Monday, October 30, 2006

Is Radio "Public" if Nobody Listens?

Both Charlie Sykes and Patrick McIlheran have commented on WPR talk show host Ben Merens' column this weekend in the Milwaukee Journal Sentinel, but I thought I'd add an observation. In the piece, Merens argues that somehow debate doesn't actually take place during election seasons, and his show is the only one that talks about the issues, blah, blah, blah.

I suspect Merens' frustration stems, in part, from this interview he conducted with gubernatorial candidate Mark Green. Listen to Merens as he plays the role of Doyle campaign spokesman, peppering Green with follow-up questions that are either not relevant, or show a misunderstanding of the issue they are discussing. Observe as he can't totally grasp the idea of spending more money in schoolrooms rather than on school administration - you could pull a guy off a barstool at three in the afternoon, and he'd get how it works.

Of course, all the callers are likely university professors sitting at home with the munchies, so Green wasn't getting a fair shake to begin with. But you can hear Merens' voice drip with exasperation when Green gives answers that actually don't make him sound like he wants to burn down hospitals for dyslexic puppies. Merens badgers Green to come up with programs he would cut to balance the budget. If I were Green, I would have simply said "I'd start with this radio show."

There is a larger point here, too, that Patrick touches on. Public radio exists solely because nobody listens to it. If people did listen to it, it wouldn't need tax money to survive.
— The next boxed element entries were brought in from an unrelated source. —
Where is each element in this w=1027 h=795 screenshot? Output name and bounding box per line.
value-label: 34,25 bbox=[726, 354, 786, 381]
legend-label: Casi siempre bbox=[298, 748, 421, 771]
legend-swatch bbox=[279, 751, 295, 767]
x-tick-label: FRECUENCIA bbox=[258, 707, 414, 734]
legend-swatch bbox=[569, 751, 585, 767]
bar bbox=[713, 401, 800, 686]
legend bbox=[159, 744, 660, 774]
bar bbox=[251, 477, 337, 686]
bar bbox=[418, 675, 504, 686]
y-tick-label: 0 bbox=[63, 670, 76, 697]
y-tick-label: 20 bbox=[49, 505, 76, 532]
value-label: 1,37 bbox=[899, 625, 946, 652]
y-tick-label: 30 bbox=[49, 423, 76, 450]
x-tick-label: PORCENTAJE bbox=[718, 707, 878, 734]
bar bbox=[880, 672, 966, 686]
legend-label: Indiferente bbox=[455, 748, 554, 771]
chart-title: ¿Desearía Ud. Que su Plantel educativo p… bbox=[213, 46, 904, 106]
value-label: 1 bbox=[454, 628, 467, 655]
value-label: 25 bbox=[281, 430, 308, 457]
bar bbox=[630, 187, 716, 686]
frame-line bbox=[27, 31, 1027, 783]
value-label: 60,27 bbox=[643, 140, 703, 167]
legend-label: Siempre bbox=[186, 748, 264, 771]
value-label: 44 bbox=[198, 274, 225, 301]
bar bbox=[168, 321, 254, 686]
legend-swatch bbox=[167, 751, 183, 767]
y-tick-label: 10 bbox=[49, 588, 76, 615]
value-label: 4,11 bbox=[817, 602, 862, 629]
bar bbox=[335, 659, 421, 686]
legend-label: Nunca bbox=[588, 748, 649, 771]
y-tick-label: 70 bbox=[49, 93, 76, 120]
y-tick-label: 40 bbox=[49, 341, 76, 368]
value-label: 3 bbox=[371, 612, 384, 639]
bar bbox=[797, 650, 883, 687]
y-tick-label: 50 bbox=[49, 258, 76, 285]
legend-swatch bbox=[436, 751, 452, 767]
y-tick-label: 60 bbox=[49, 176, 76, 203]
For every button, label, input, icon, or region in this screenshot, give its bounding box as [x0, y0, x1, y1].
Imagine the conceit inherent in the decision to provide public broadcasting: you have a product that can't sustain itself on its own, but you think it is so important, you feel you have to use public money to keep it on life support. The ideas are just so good, that people have to be able to listen to them - even though nobody really wants to.
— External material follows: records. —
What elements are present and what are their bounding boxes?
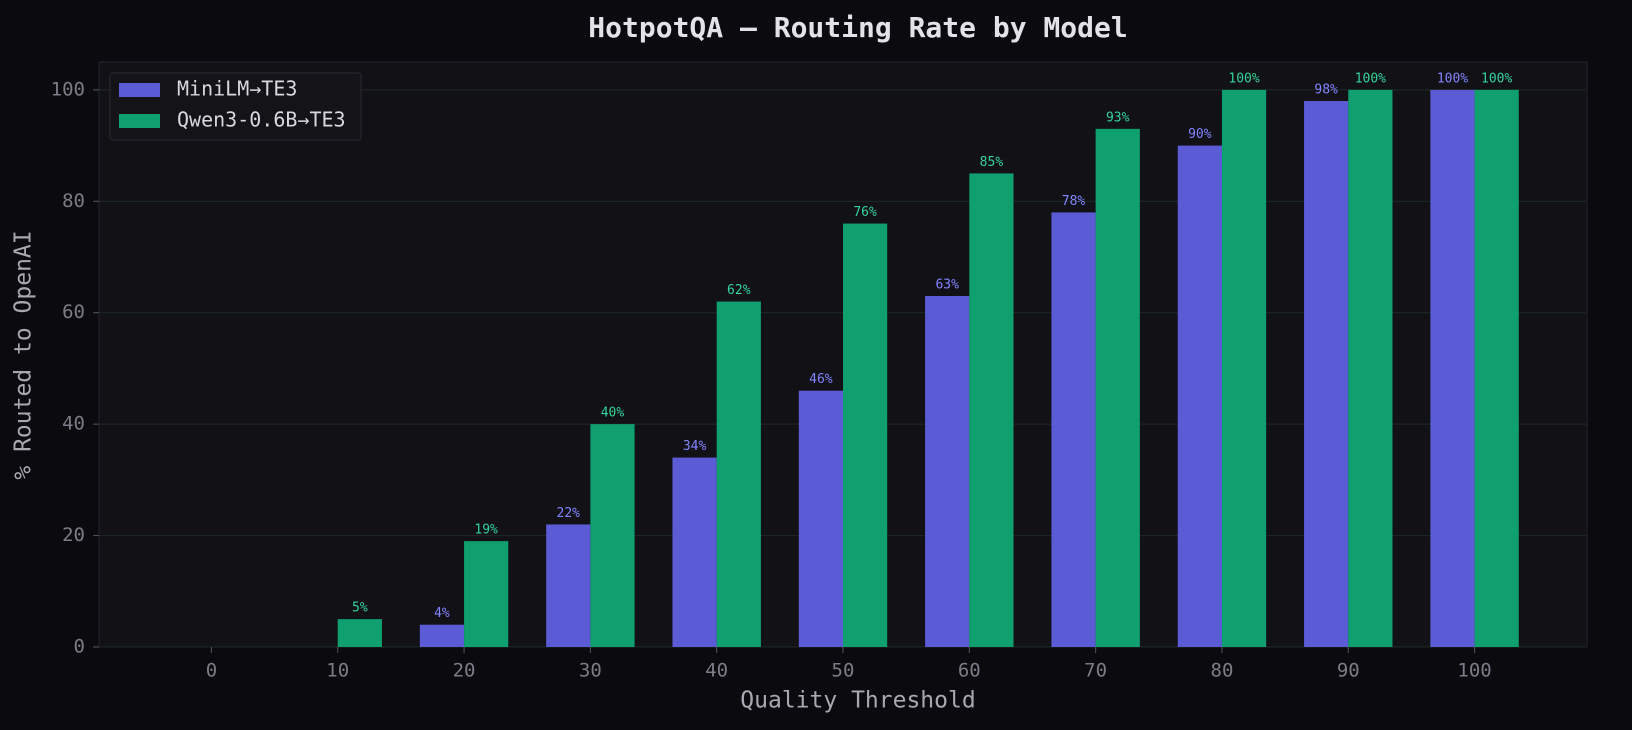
value-label: 90% [1188,127,1212,142]
x-tick-label: 70 [1084,660,1107,682]
value-label: 63% [935,278,959,293]
bar [1095,128,1140,647]
bar [1221,89,1267,648]
legend: MiniLM→TE3 Qwen3-0.6B→TE3 [109,72,362,141]
value-label: 40% [601,406,625,421]
x-tick-label: 80 [1211,660,1234,682]
value-label: 34% [683,439,707,454]
bar [546,524,591,647]
y-tick-label: 40 [62,413,85,435]
legend-label: Qwen3-0.6B→TE3 [177,108,346,132]
value-label: 22% [557,506,581,521]
bar [969,173,1014,647]
value-label: 78% [1062,194,1086,209]
value-label: 46% [809,372,833,387]
y-tick-label: 80 [62,190,85,212]
chart-title: HotpotQA — Routing Rate by Model [588,11,1127,44]
legend-box [109,72,362,141]
bar [843,223,888,648]
bar [1474,89,1519,648]
y-tick-label: 0 [74,636,85,658]
bar [1177,145,1222,648]
bar [798,390,843,647]
bar [672,457,717,647]
value-label: 62% [727,283,751,298]
value-label: 100% [1228,71,1259,86]
bar [1051,212,1096,647]
x-tick-label: 40 [705,660,728,682]
bar [590,424,635,647]
value-label: 19% [474,523,498,538]
x-tick-label: 30 [579,660,602,682]
value-label: 100% [1481,71,1512,86]
bar [464,541,509,647]
value-label: 100% [1437,71,1468,86]
value-label: 4% [434,606,450,621]
x-tick-label: 90 [1337,660,1360,682]
value-label: 85% [980,155,1004,170]
bar [1430,89,1475,648]
value-label: 5% [352,601,368,616]
x-tick-label: 20 [453,660,476,682]
value-label: 98% [1314,83,1338,98]
y-axis-label: % Routed to OpenAI [11,230,37,479]
y-tick-label: 100 [51,78,85,100]
bar [1304,101,1349,647]
bar [337,619,382,647]
bar [925,296,970,647]
y-tick-label: 60 [62,301,85,323]
value-label: 93% [1106,110,1130,125]
x-axis-label: Quality Threshold [740,688,975,714]
legend-label: MiniLM→TE3 [177,77,297,101]
x-tick-label: 0 [206,660,217,682]
x-tick-label: 60 [958,660,981,682]
legend-swatch [119,114,160,128]
x-tick-label: 10 [326,660,349,682]
y-tick-label: 20 [62,524,85,546]
bar [1348,89,1393,648]
bar [419,624,465,647]
x-tick-label: 100 [1457,660,1491,682]
bar [716,301,761,647]
x-tick-label: 50 [832,660,855,682]
value-label: 76% [853,205,877,220]
value-label: 100% [1355,71,1386,86]
legend-swatch [119,83,160,97]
I am certainly opinionated, but I don't for a second think any of my ideas are so profound that they deserve public funding. I, of course, think conservative ideas are mostly pretty good. But it wouldn't in my wildest dreams occur to me that somehow public tax dollars should support a conservative radio station, in the event stations like WTMJ and WISN weren't available.

(Dork Alert) And if we are willing to throw around public money for things only a few people listen to, then I may be one step closer to my dream of a radio show featuring Jennifer Connelly reading passages from H.L. Mencken. That might be my giant bag of popcorn equivalent.